Suraj Patel might be about to upset Rep. Carolyn Maloney in the Democratic primary on June 26. Or he might be on the verge of getting trounced. With no reliable polling in the race, it’s impossible to say.
What can be said is that, with $600,000 on hand, Patel has perhaps the best chance of any of the Democratic insurgents running for Congress this year (Joe Crowley, Yvette Clarke, Eliot Engel and Greg Meeks also face primary challenges). That has triggered questions about where all that money came from. It turns out the vast majority came from out of state. The biggest chunk arrived from Indiana, where Patel’s family hotel business is based.
Patel says out-of-state money is always part of the story for candidates from emerging ethnic groups: They pool together the resources they have from the ethnic hubs they can tap into so they can break into the mainstream. Then, their base broadens.
Patel has faced other questions as well: about his lawsuits to knock other candidates off the ballot, about his residency, about the labor record of some of those firms.
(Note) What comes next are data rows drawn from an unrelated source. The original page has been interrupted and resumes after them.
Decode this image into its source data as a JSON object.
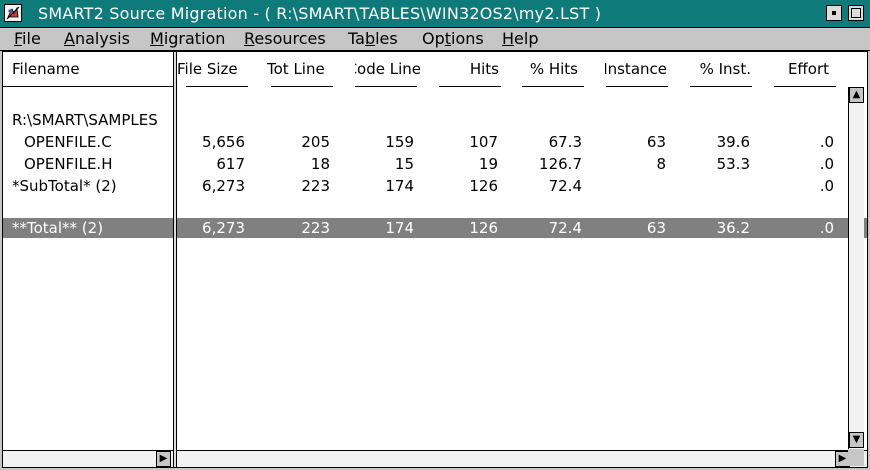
{
  "window": {
    "title": "SMART2 Source Migration - ( R:\\SMART\\TABLES\\WIN32OS2\\my2.LST )"
  },
  "menu": [
    {
      "label": "File",
      "mnemonic": "F",
      "rest": "ile"
    },
    {
      "label": "Analysis",
      "mnemonic": "A",
      "rest": "nalysis"
    },
    {
      "label": "Migration",
      "mnemonic": "M",
      "rest": "igration"
    },
    {
      "label": "Resources",
      "mnemonic": "R",
      "rest": "esources"
    },
    {
      "label": "Tables",
      "pre": "Ta",
      "mnemonic": "b",
      "rest": "les"
    },
    {
      "label": "Options",
      "pre": "Op",
      "mnemonic": "t",
      "rest": "ions"
    },
    {
      "label": "Help",
      "mnemonic": "H",
      "rest": "elp"
    }
  ],
  "table": {
    "filename_header": "Filename",
    "columns": [
      "File Size",
      "Tot Line",
      "Code Line",
      "Hits",
      "% Hits",
      "Instance",
      "% Inst.",
      "Effort"
    ],
    "group": "R:\\SMART\\SAMPLES",
    "rows": [
      {
        "name": "OPENFILE.C",
        "values": [
          "5,656",
          "205",
          "159",
          "107",
          "67.3",
          "63",
          "39.6",
          ".0"
        ]
      },
      {
        "name": "OPENFILE.H",
        "values": [
          "617",
          "18",
          "15",
          "19",
          "126.7",
          "8",
          "53.3",
          ".0"
        ]
      }
    ],
    "subtotal": {
      "name": "*SubTotal* (2)",
      "values": [
        "6,273",
        "223",
        "174",
        "126",
        "72.4",
        "",
        "",
        ".0"
      ]
    },
    "total": {
      "name": "**Total** (2)",
      "values": [
        "6,273",
        "223",
        "174",
        "126",
        "72.4",
        "63",
        "36.2",
        ".0"
      ]
    }
  },
  "icons": {
    "system_menu": "app-system-menu-icon",
    "minimize": "minimize-icon",
    "maximize": "maximize-icon",
    "scroll_up": "scroll-up-arrow-icon",
    "scroll_down": "scroll-down-arrow-icon",
    "scroll_right": "scroll-right-arrow-icon"
  }
}
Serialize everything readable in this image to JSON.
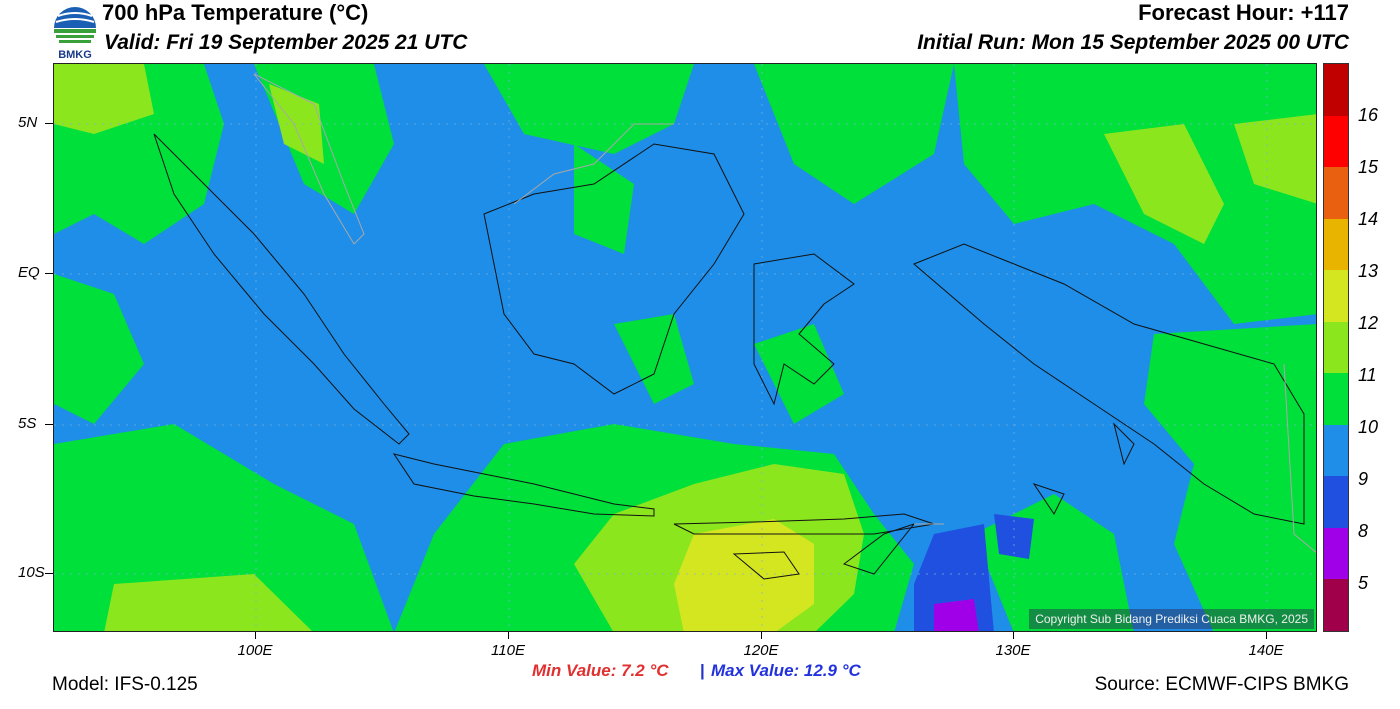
{
  "header": {
    "title": "700 hPa Temperature (°C)",
    "valid": "Valid: Fri 19 September 2025 21 UTC",
    "forecast_hour": "Forecast Hour: +117",
    "initial_run": "Initial Run: Mon 15 September 2025 00 UTC"
  },
  "logo": {
    "text": "BMKG",
    "icon": "bmkg-logo-icon"
  },
  "map": {
    "lat_labels": [
      "5N",
      "EQ",
      "5S",
      "10S"
    ],
    "lon_labels": [
      "100E",
      "110E",
      "120E",
      "130E",
      "140E"
    ],
    "copyright": "Copyright Sub Bidang Prediksi Cuaca BMKG, 2025",
    "colors": {
      "sea_dominant": "#1e8ee8",
      "warm_band": "#00e03a",
      "light_green": "#8ce61e",
      "yellow": "#d4e620",
      "dark_blue": "#2050e0",
      "purple": "#a000e8"
    }
  },
  "colorbar": {
    "labels": [
      "16",
      "15",
      "14",
      "13",
      "12",
      "11",
      "10",
      "9",
      "8",
      "5"
    ],
    "colors": [
      "#c00000",
      "#ff0000",
      "#e86010",
      "#e8b400",
      "#d4e620",
      "#8ce61e",
      "#00e03a",
      "#1e8ee8",
      "#2050e0",
      "#a000e8",
      "#a0004a"
    ]
  },
  "footer": {
    "min_value": "Min Value: 7.2 °C",
    "separator": "|",
    "max_value": "Max Value: 12.9 °C",
    "model": "Model: IFS-0.125",
    "source": "Source: ECMWF-CIPS BMKG"
  }
}
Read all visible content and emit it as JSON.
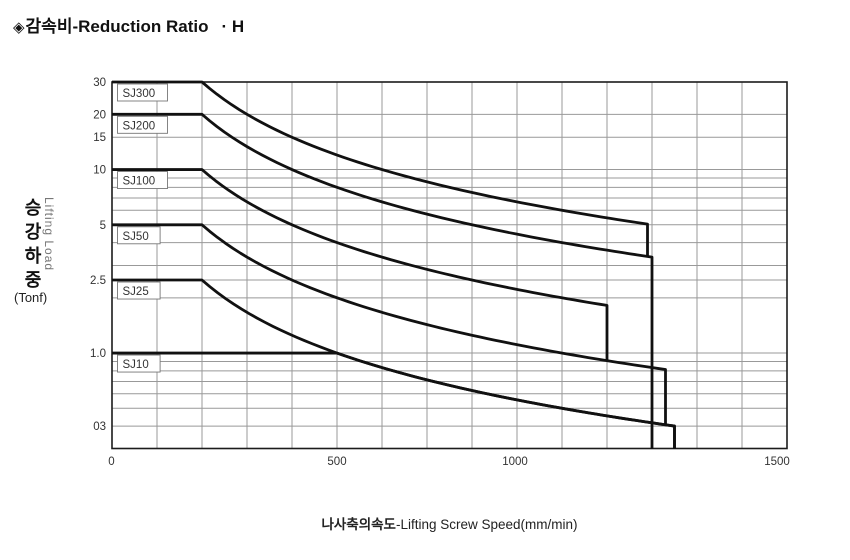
{
  "title": {
    "diamond": "◈",
    "text": "감속비-Reduction Ratio",
    "suffix": "· H"
  },
  "chart_data": {
    "type": "line",
    "title": "감속비-Reduction Ratio · H",
    "x_axis": {
      "label_ko": "나사축의속도",
      "label_en": "-Lifting Screw Speed(mm/min)",
      "scale": "linear",
      "range": [
        0,
        1500
      ],
      "gridline_step": 100,
      "ticks": [
        {
          "label": "0",
          "value": 0
        },
        {
          "label": "500",
          "value": 500
        },
        {
          "label": "1000",
          "value": 1000
        },
        {
          "label": "1500",
          "value": 1500
        }
      ]
    },
    "y_axis": {
      "label_ko": "승강하중",
      "label_ko_chars": [
        "승",
        "강",
        "하",
        "중"
      ],
      "label_en": "Lifting Load",
      "unit": "(Tonf)",
      "scale": "log",
      "range": [
        0.3,
        30
      ],
      "ticks": [
        {
          "label": "30",
          "value": 30
        },
        {
          "label": "20",
          "value": 20
        },
        {
          "label": "15",
          "value": 15
        },
        {
          "label": "10",
          "value": 10
        },
        {
          "label": "5",
          "value": 5
        },
        {
          "label": "2.5",
          "value": 2.5
        },
        {
          "label": "1.0",
          "value": 1
        },
        {
          "label": "03",
          "value": 0.3,
          "pos": 0.4
        }
      ],
      "gridlines": [
        20,
        15,
        10,
        9,
        8,
        7,
        6,
        5,
        4,
        3,
        2.5,
        2,
        1,
        0.9,
        0.8,
        0.7,
        0.6,
        0.5,
        0.4
      ]
    },
    "grid": true,
    "curve_model": "load(Tonf) = power_constant / speed(mm/min) from flat_until_speed to end_speed, then vertical drop at end_speed",
    "series": [
      {
        "name": "SJ300",
        "max_load_tonf": 30,
        "flat_until_speed": 200,
        "power_constant": 6000,
        "end_speed": 1190,
        "end_drop_to_load": 3.36
      },
      {
        "name": "SJ200",
        "max_load_tonf": 20,
        "flat_until_speed": 200,
        "power_constant": 4000,
        "end_speed": 1200,
        "end_drop_to_load": 0.3
      },
      {
        "name": "SJ100",
        "max_load_tonf": 10,
        "flat_until_speed": 200,
        "power_constant": 2000,
        "end_speed": 1100,
        "end_drop_to_load": 0.91
      },
      {
        "name": "SJ50",
        "max_load_tonf": 5,
        "flat_until_speed": 200,
        "power_constant": 1000,
        "end_speed": 1230,
        "end_drop_to_load": 0.41
      },
      {
        "name": "SJ25",
        "max_load_tonf": 2.5,
        "flat_until_speed": 200,
        "power_constant": 500,
        "end_speed": 1250,
        "end_drop_to_load": 0.3
      },
      {
        "name": "SJ10",
        "max_load_tonf": 1,
        "flat_until_speed": 500,
        "power_constant": 500,
        "end_speed": 1250,
        "end_drop_to_load": 0.3
      }
    ],
    "colors": {
      "curve": "#111111",
      "grid": "#999999",
      "border": "#1c1c1c",
      "text": "#333333",
      "background": "#ffffff"
    }
  }
}
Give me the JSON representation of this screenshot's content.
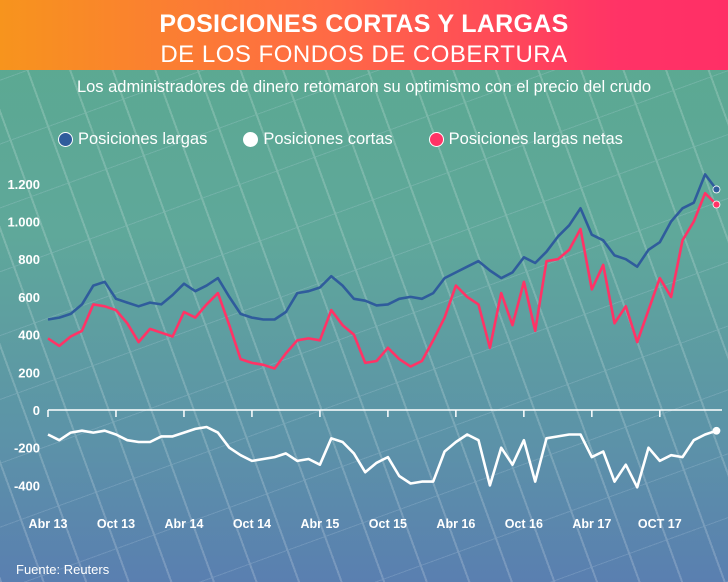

He addresses some of those issues in the video below. Whether or not you are convinced by his answers, the thrust of his campaign—that Democrats have lost control of national policy by being too timid, and that Maloney has been unreliable on issues of the deepest principles, like the war in Iraq and the nuclear deal with Iran—raises points that establishment Dems are going to have to respond to, if not in 2018, then certainly in 2020.